On the phone with my mom on a Saturday evening I said, “I think they hate me.”
“Everyone hates you,” she said. “You think you can just say anything.”
“I mean it, Mother.”
She told me to bake them cookies. I asked if she was making fun of me, and she was. I’d never baked cookies in my life.
“Write a little note,” she suggested.
I bought them a box of grocery store sugar cookies, the kind that always feel cold against your teeth and are decorated with a thick layer of too-sweet icing dyed bright blue. I sat on the kitchen floor, smoking a j out the window, shuffled some girly pop and wrote them a note: Hey, neighbors! Maggie here, from upstairs. You can call me Mags. Been too busy with the move-in to actually introduce myself. Enjoy some of these sweet treats. Looking forward to talking soon!
I wrote the note and read it twice over, thinking how very strange it was that I’d written this. I thought of the downstairs neighbors reading this note and thinking of me as the type of person who went out of her way to buy “sweet treats” for her new neighbors. I was pretty high by then. I went downstairs, dropped the cookies in front of the door, rang the doorbell, then ran back into my apartment, my heart vibrating in my chest.
The following Monday on my way to Parks Elementary for teacher meetings before the school-year started, I saw the neighbors had hit me back with a gift of their own.
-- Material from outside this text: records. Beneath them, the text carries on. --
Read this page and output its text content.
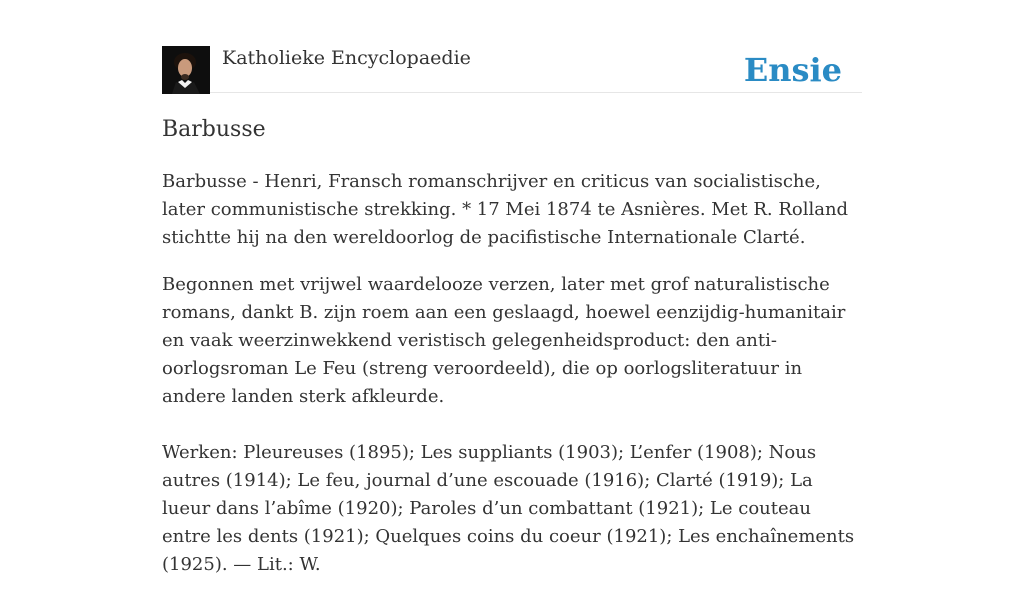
Katholieke Encyclopaedie	Ensie
Barbusse

Barbusse - Henri, Fransch romanschrijver en criticus van socialistische, later communistische strekking. * 17 Mei 1874 te Asnières. Met R. Rolland stichtte hij na den wereldoorlog de pacifistische Internationale Clarté.

Begonnen met vrijwel waardelooze verzen, later met grof naturalistische romans, dankt B. zijn roem aan een geslaagd, hoewel eenzijdig-humanitair en vaak weerzinwekkend veristisch gelegenheidsproduct: den anti-oorlogsroman Le Feu (streng veroordeeld), die op oorlogsliteratuur in andere landen sterk afkleurde.

Werken: Pleureuses (1895); Les suppliants (1903); L’enfer (1908); Nous autres (1914); Le feu, journal d’une escouade (1916); Clarté (1919); La lueur dans l’abîme (1920); Paroles d’un combattant (1921); Le couteau entre les dents (1921); Quelques coins du coeur (1921); Les enchaînements (1925). — Lit.: W.
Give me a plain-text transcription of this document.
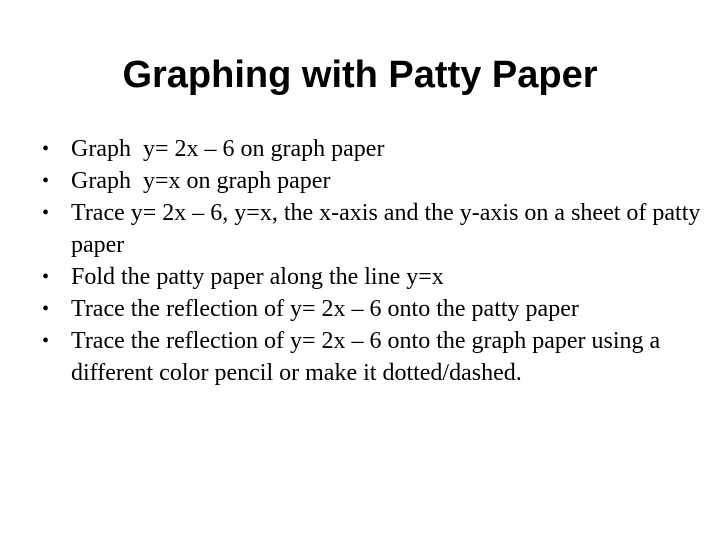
Graphing with Patty Paper
• Graph  y= 2x – 6 on graph paper
• Graph  y=x on graph paper
• Trace y= 2x – 6, y=x, the x-axis and the y-axis on a sheet of patty paper
• Fold the patty paper along the line y=x
• Trace the reflection of y= 2x – 6 onto the patty paper
• Trace the reflection of y= 2x – 6 onto the graph paper using a different color pencil or make it dotted/dashed.
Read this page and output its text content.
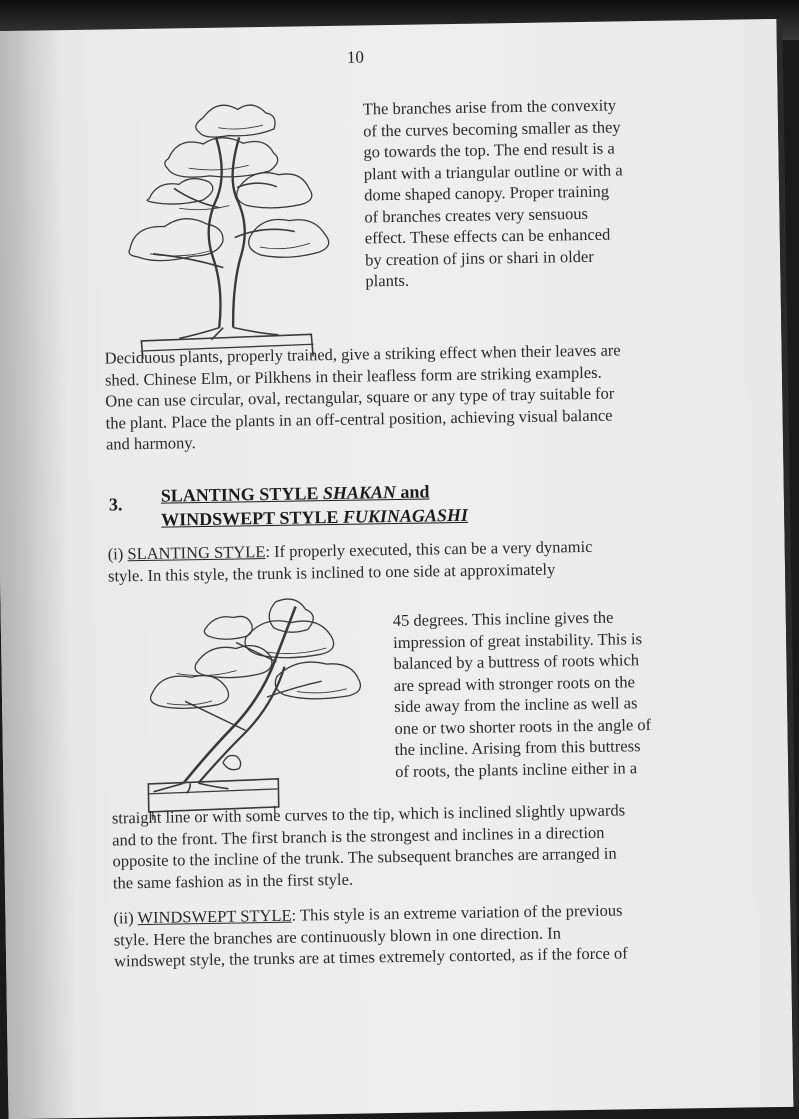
10
The branches arise from the convexity
of the curves becoming smaller as they
go towards the top. The end result is a
plant with a triangular outline or with a
dome shaped canopy. Proper training
of branches creates very sensuous
effect. These effects can be enhanced
by creation of jins or shari in older
plants.
Deciduous plants, properly trained, give a striking effect when their leaves are
shed. Chinese Elm, or Pilkhens in their leafless form are striking examples.
One can use circular, oval, rectangular, square or any type of tray suitable for
the plant. Place the plants in an off-central position, achieving visual balance
and harmony.
3. SLANTING STYLE SHAKAN and
WINDSWEPT STYLE FUKINAGASHI
(i) SLANTING STYLE: If properly executed, this can be a very dynamic
style. In this style, the trunk is inclined to one side at approximately
45 degrees. This incline gives the
impression of great instability. This is
balanced by a buttress of roots which
are spread with stronger roots on the
side away from the incline as well as
one or two shorter roots in the angle of
the incline. Arising from this buttress
of roots, the plants incline either in a
straight line or with some curves to the tip, which is inclined slightly upwards
and to the front. The first branch is the strongest and inclines in a direction
opposite to the incline of the trunk. The subsequent branches are arranged in
the same fashion as in the first style.
(ii) WINDSWEPT STYLE: This style is an extreme variation of the previous
style. Here the branches are continuously blown in one direction. In
windswept style, the trunks are at times extremely contorted, as if the force of
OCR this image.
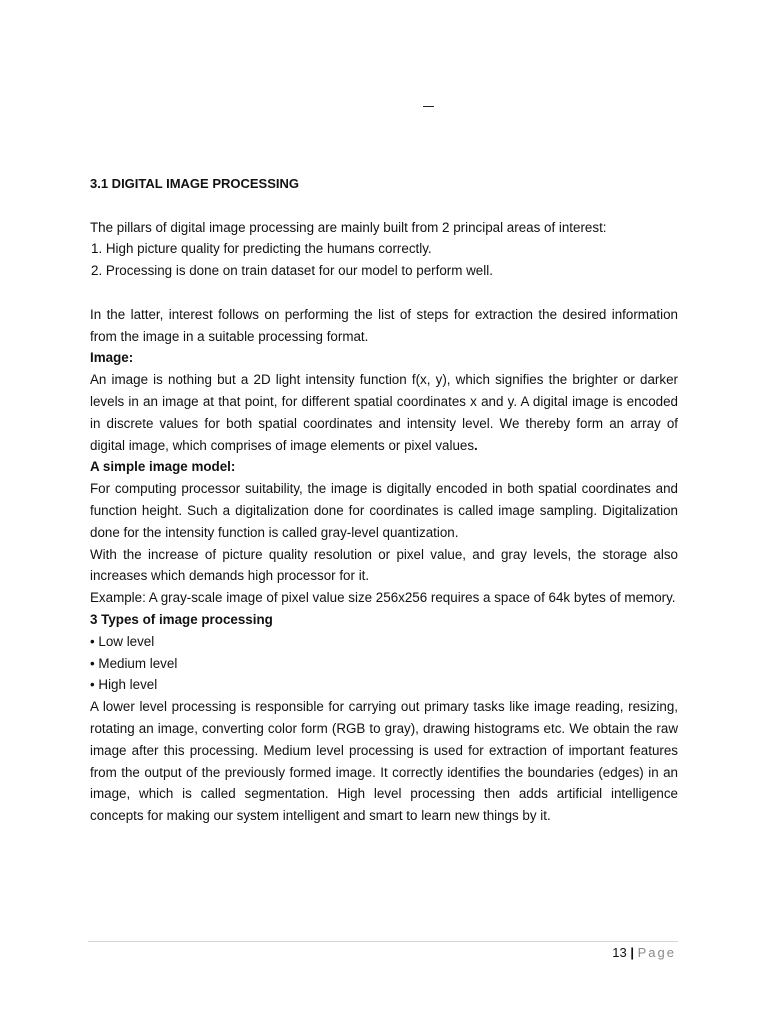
3.1 DIGITAL IMAGE PROCESSING

The pillars of digital image processing are mainly built from 2 principal areas of interest:

1. High picture quality for predicting the humans correctly.

2. Processing is done on train dataset for our model to perform well.

In the latter, interest follows on performing the list of steps for extraction the desired information from the image in a suitable processing format.

Image:

An image is nothing but a 2D light intensity function f(x, y), which signifies the brighter or darker levels in an image at that point, for different spatial coordinates x and y. A digital image is encoded in discrete values for both spatial coordinates and intensity level. We thereby form an array of digital image, which comprises of image elements or pixel values.

A simple image model:

For computing processor suitability, the image is digitally encoded in both spatial coordinates and function height. Such a digitalization done for coordinates is called image sampling. Digitalization done for the intensity function is called gray-level quantization.

With the increase of picture quality resolution or pixel value, and gray levels, the storage also increases which demands high processor for it.

Example: A gray-scale image of pixel value size 256x256 requires a space of 64k bytes of memory.

3 Types of image processing

• Low level

• Medium level

• High level

A lower level processing is responsible for carrying out primary tasks like image reading, resizing, rotating an image, converting color form (RGB to gray), drawing histograms etc. We obtain the raw image after this processing. Medium level processing is used for extraction of important features from the output of the previously formed image. It correctly identifies the boundaries (edges) in an image, which is called segmentation. High level processing then adds artificial intelligence concepts for making our system intelligent and smart to learn new things by it.

13 | Page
It was a bag of baby carrots, with a note that read: Maggie — we’ve talked it over, and decided we’d like to invite you for tea in the backyard. We know the backyard is ours, but we want to give you the opportunity to use it.
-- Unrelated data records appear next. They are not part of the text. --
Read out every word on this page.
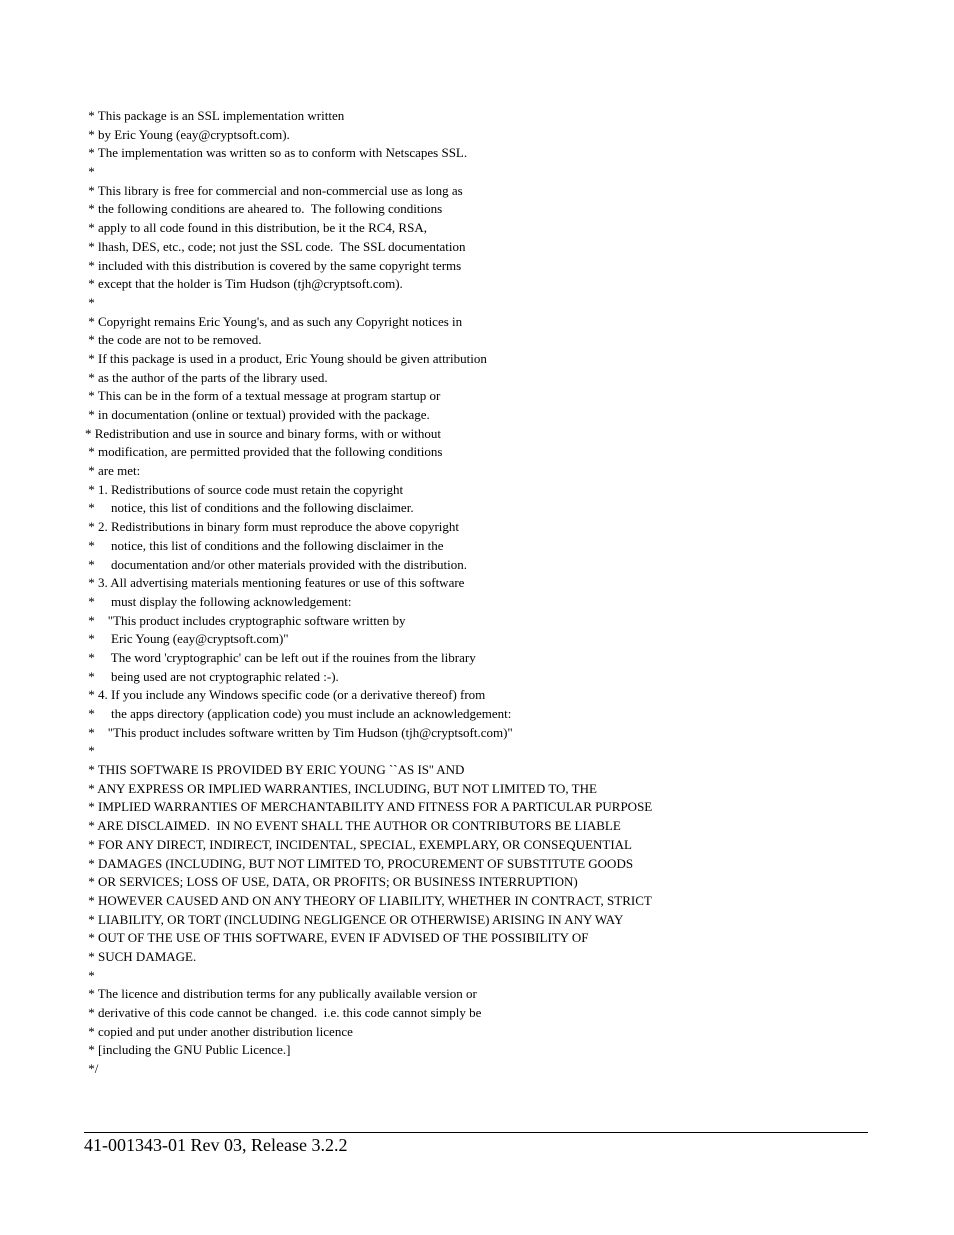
* This package is an SSL implementation written
* by Eric Young (eay@cryptsoft.com).
* The implementation was written so as to conform with Netscapes SSL.
*
* This library is free for commercial and non-commercial use as long as
* the following conditions are aheared to.  The following conditions
* apply to all code found in this distribution, be it the RC4, RSA,
* lhash, DES, etc., code; not just the SSL code.  The SSL documentation
* included with this distribution is covered by the same copyright terms
* except that the holder is Tim Hudson (tjh@cryptsoft.com).
*
* Copyright remains Eric Young's, and as such any Copyright notices in
* the code are not to be removed.
* If this package is used in a product, Eric Young should be given attribution
* as the author of the parts of the library used.
* This can be in the form of a textual message at program startup or
* in documentation (online or textual) provided with the package.
* Redistribution and use in source and binary forms, with or without
* modification, are permitted provided that the following conditions
* are met:
* 1. Redistributions of source code must retain the copyright
*     notice, this list of conditions and the following disclaimer.
* 2. Redistributions in binary form must reproduce the above copyright
*     notice, this list of conditions and the following disclaimer in the
*     documentation and/or other materials provided with the distribution.
* 3. All advertising materials mentioning features or use of this software
*     must display the following acknowledgement:
*    "This product includes cryptographic software written by
*     Eric Young (eay@cryptsoft.com)"
*     The word 'cryptographic' can be left out if the rouines from the library
*     being used are not cryptographic related :-).
* 4. If you include any Windows specific code (or a derivative thereof) from
*     the apps directory (application code) you must include an acknowledgement:
*    "This product includes software written by Tim Hudson (tjh@cryptsoft.com)"
*
* THIS SOFTWARE IS PROVIDED BY ERIC YOUNG ``AS IS'' AND
* ANY EXPRESS OR IMPLIED WARRANTIES, INCLUDING, BUT NOT LIMITED TO, THE
* IMPLIED WARRANTIES OF MERCHANTABILITY AND FITNESS FOR A PARTICULAR PURPOSE
* ARE DISCLAIMED.  IN NO EVENT SHALL THE AUTHOR OR CONTRIBUTORS BE LIABLE
* FOR ANY DIRECT, INDIRECT, INCIDENTAL, SPECIAL, EXEMPLARY, OR CONSEQUENTIAL
* DAMAGES (INCLUDING, BUT NOT LIMITED TO, PROCUREMENT OF SUBSTITUTE GOODS
* OR SERVICES; LOSS OF USE, DATA, OR PROFITS; OR BUSINESS INTERRUPTION)
* HOWEVER CAUSED AND ON ANY THEORY OF LIABILITY, WHETHER IN CONTRACT, STRICT
* LIABILITY, OR TORT (INCLUDING NEGLIGENCE OR OTHERWISE) ARISING IN ANY WAY
* OUT OF THE USE OF THIS SOFTWARE, EVEN IF ADVISED OF THE POSSIBILITY OF
* SUCH DAMAGE.
*
* The licence and distribution terms for any publically available version or
* derivative of this code cannot be changed.  i.e. this code cannot simply be
* copied and put under another distribution licence
* [including the GNU Public Licence.]
*/
41-001343-01 Rev 03, Release 3.2.2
I brought the note with me to work, and the bag of baby carrots, which I made everyone pass around the room at the morning meeting.
“Nobody wants baby carrots for breakfast, Mags,” Dana said. She thought she was a big-shot because she taught fifth grade. I said, “Is that so?” and started eating my way through the bag. I made chewing noises so loud that Principal Gutierrez asked me to quiet down. He had to ask me twice because I was looking out the window, thinking about the downstairs neighbors and wishing I could tell my ex-girlfriend Taylor about them.
“Stop being discriminatory, Gutierrez,” I said.
“Don’t push me.” He had no irony about himself, the type of man who called us “ladies” when he told us to quiet down, even though there was a handful of men on the teaching staff.
During lunch break I stood across the street from school, smoking a cigarette. There was no smoking on school property. The fourth and fifth grade teachers always busted me. Emilia, my classroom assistant, crossed the street to join me. She was a sophomore at Wheelock College, where she studied elementary education. Her hair was in lots of little braids down her back, dyed purple at the ends, and she had perfect skin.
“Smoking’s bad for you,” she said, leaning on the tree next to me and rummaging through her 7-Eleven bag.. “Cigs are so 2007.”
I blew smoke into her face. She coughed artificially and waved her arms around until the air was clear. “It’s gonna be a long year,” I said, “if you keep that up.”
Emilia shrugged and pinched the black nub off her banana. “I’m just saying.”
That night I wrote the downstairs neighbors back while waiting for my Dominos delivery. It was a hot late-August day so I had my AC on full blast, but then the air started smelling like the disinfectant from my gynecologist’s office so I opened the windows, too. I wrote: Thanks for the carrots. Was a strange breakfast. Would love the opportunity to use your garden. Let me know when.